By-Gone Bread By-laws

While grocers and bakers are currently in hot water, steaming under the allegations of bread price-fixing, at one time, the Town of Lindsay passed a "bread by-law."

Lindsay’s Town Hall. 1918. Beall Scrapbook.

In the year 1880, The Canadian Post published the terms of the new bread by-law for the regulation of bread sold within the town. The specifics deemed all bread had to be in loaves of either two or four pounds and any bread offered for sale of less weight would be seized and forfeited for use by the poor. Any purchaser could request the vendor to weigh the bread. Within ten days of the passing of the by-law, vendors had to get a stamp made bearing the name or initials of the manufacturer and stamp every loaf offered for sale. The by-law also allowed for such seizures to be made under the direction of the mayor, reeve or chairman of the committee on markets. Punishments included fines of $5 ($150 equivalent today) for first offence and up to $30 for repeat offenders. If the offender wasn't able to pay, they could be sentenced to jail time with or without hard labour.

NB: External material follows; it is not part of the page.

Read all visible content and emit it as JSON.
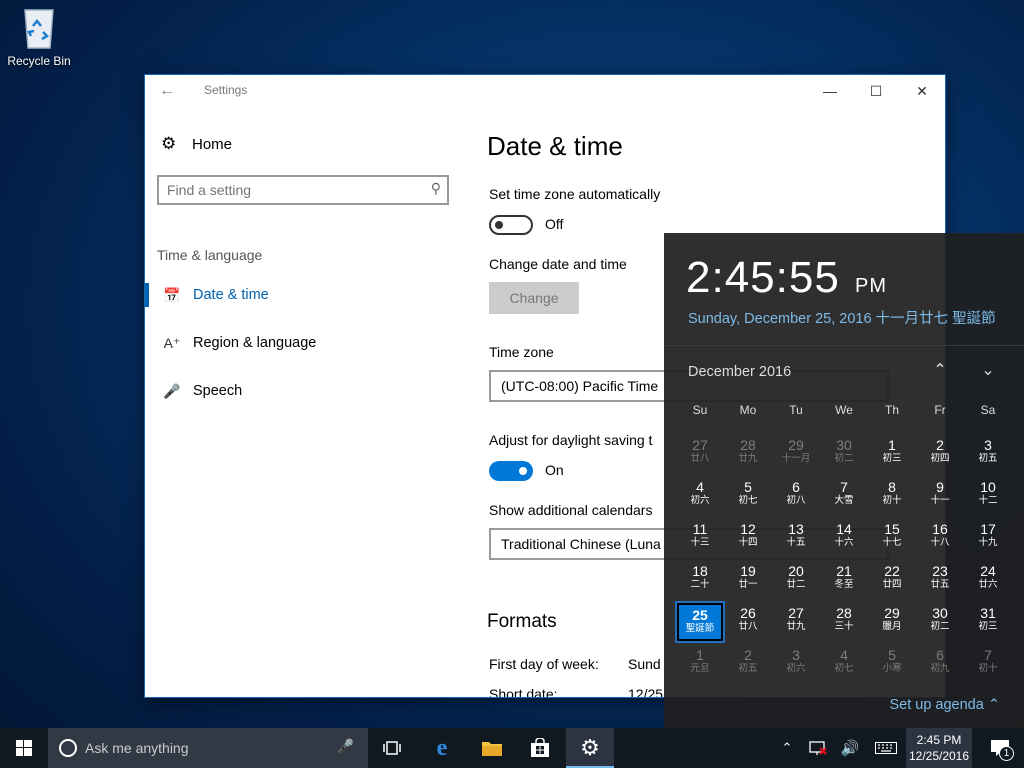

The by-law was enforced in November 1893, when according to the Watchman, "Chief Short, last week paid his respects to the town bakers and seized in one shop twenty-six loaves, which were found to be considerably under the legal weight. He also found so called "fancy" bread under weight, but did not seize it. The confiscated goods were handed to the central charity committee for distribution among the poor of the town.

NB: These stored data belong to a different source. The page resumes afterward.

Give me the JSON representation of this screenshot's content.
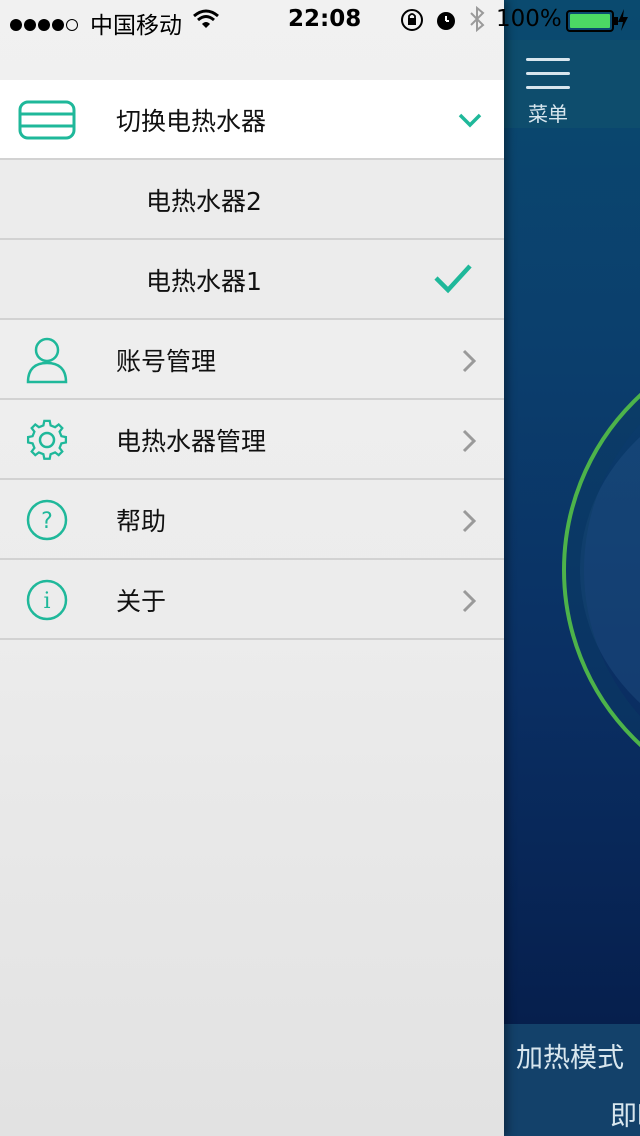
{
  "status_bar": {
    "carrier": "中国移动",
    "time": "22:08",
    "battery": "100%"
  },
  "drawer": {
    "switch_section": {
      "label": "切换电热水器",
      "icon": "water-heater-icon",
      "devices": [
        {
          "label": "电热水器2",
          "selected": false
        },
        {
          "label": "电热水器1",
          "selected": true
        }
      ]
    },
    "menu_items": [
      {
        "label": "账号管理",
        "icon": "user-icon"
      },
      {
        "label": "电热水器管理",
        "icon": "gear-icon"
      },
      {
        "label": "帮助",
        "icon": "help-icon"
      },
      {
        "label": "关于",
        "icon": "info-icon"
      }
    ]
  },
  "background_app": {
    "menu_label": "菜单",
    "mode_label": "加热模式",
    "mode_value": "即时"
  },
  "colors": {
    "accent": "#1fb89a",
    "ring": "#4db34a"
  }
}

Queen’s Necklace bread plate. ca. 1870s. Manufactured by Bellaire Goblet Co., Ohio. 1975.727.1

Bakers protested the by-law as unfair, stating that bread might be under weight due to a variety of conditions, such as evaporation from steam or because they were training a new baker who had trouble getting the loaves to the right weight.

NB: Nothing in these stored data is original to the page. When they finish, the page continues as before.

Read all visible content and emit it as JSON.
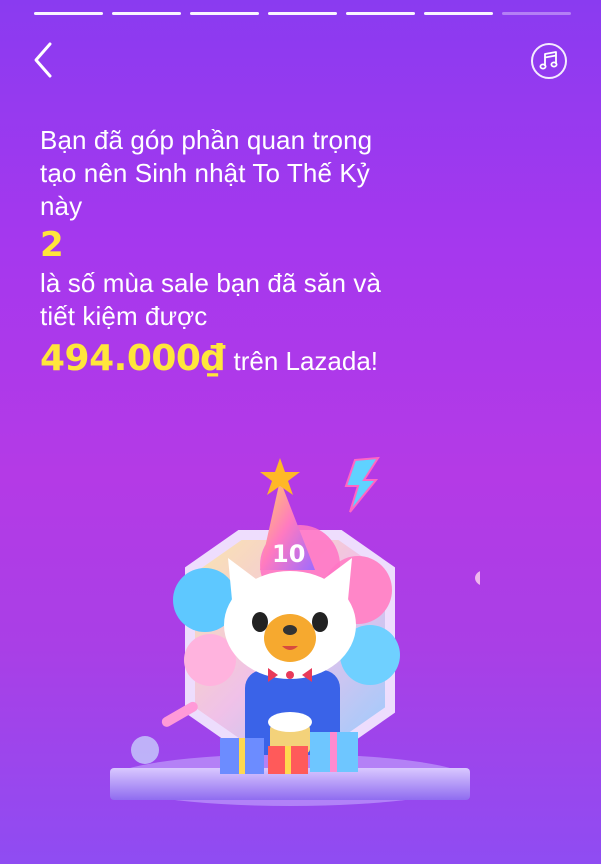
{
  "progress": {
    "total_segments": 7,
    "completed": 6
  },
  "nav": {
    "back_icon": "chevron-left-icon",
    "music_icon": "music-note-icon"
  },
  "message": {
    "line1": "Bạn đã góp phần quan trọng",
    "line2": "tạo nên Sinh nhật To Thế Kỷ",
    "line3": "này",
    "seasons_count": "2",
    "line4": "là số mùa sale bạn đã săn và",
    "line5": "tiết kiệm được",
    "saved_amount": "494.000₫",
    "amount_suffix": "trên Lazada!"
  },
  "illustration": {
    "description_icon": "birthday-mascot-illustration",
    "hat_number": "10",
    "colors": {
      "accent_yellow": "#ffe63b",
      "bg_top": "#8a3bf0",
      "bg_mid": "#b43ae6"
    }
  }
}
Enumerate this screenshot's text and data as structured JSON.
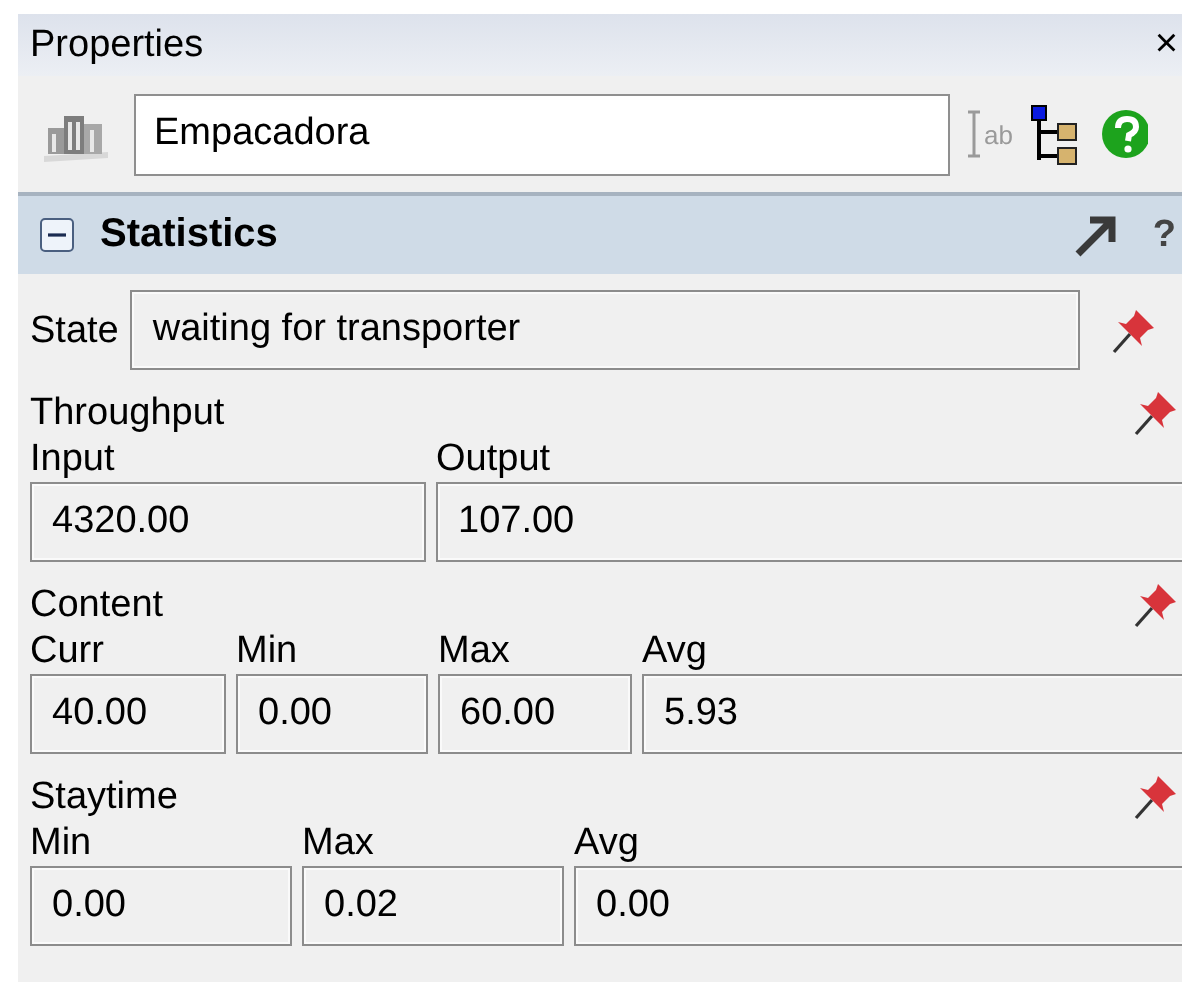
{
  "panel": {
    "title": "Properties",
    "close": "×"
  },
  "toolbar": {
    "name_value": "Empacadora",
    "text_mode_label": "ab"
  },
  "section": {
    "title": "Statistics",
    "expanded": true,
    "help": "?"
  },
  "groups": [
    {
      "kind": "inline",
      "label": "State",
      "value": "waiting for transporter"
    },
    {
      "kind": "grid",
      "label": "Throughput",
      "fields": [
        {
          "label": "Input",
          "value": "4320.00"
        },
        {
          "label": "Output",
          "value": "107.00"
        }
      ]
    },
    {
      "kind": "grid",
      "label": "Content",
      "fields": [
        {
          "label": "Curr",
          "value": "40.00"
        },
        {
          "label": "Min",
          "value": "0.00"
        },
        {
          "label": "Max",
          "value": "60.00"
        },
        {
          "label": "Avg",
          "value": "5.93"
        }
      ]
    },
    {
      "kind": "grid",
      "label": "Staytime",
      "fields": [
        {
          "label": "Min",
          "value": "0.00"
        },
        {
          "label": "Max",
          "value": "0.02"
        },
        {
          "label": "Avg",
          "value": "0.00"
        }
      ]
    }
  ]
}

By 1962 Lindsay's bread by-law required bakers to be licensed by the Town of Lindsay, pay an annual fee of $1 ($10 equivalent today) and be certified by the Medical Officer of Health for the town. Punishment for contravening the by-law no longer included jail time.

Lindsay wasn't the only local jurisdiction to enact a bread by-law. Fenelon Falls enacted the law in 1875 and Bobcaygeon in 1907.  It's interesting to note that neither Fenelon Falls nor Bobcaygeon mentioned anything about distributing the underweight bread to the poor. The 1899 update to the Fenelon Falls by-law required bread to be made "of good and wholesome flour free from adulteration" and "any other deleterious material," preventing bakers from using filler to make up the weight of the loaf.

The local bread by-laws likely became obsolete when the province took over regulating the sale of foods, but were formally repealed in 2012 under the City of Kawartha Lakes By-Law Number 2012-033.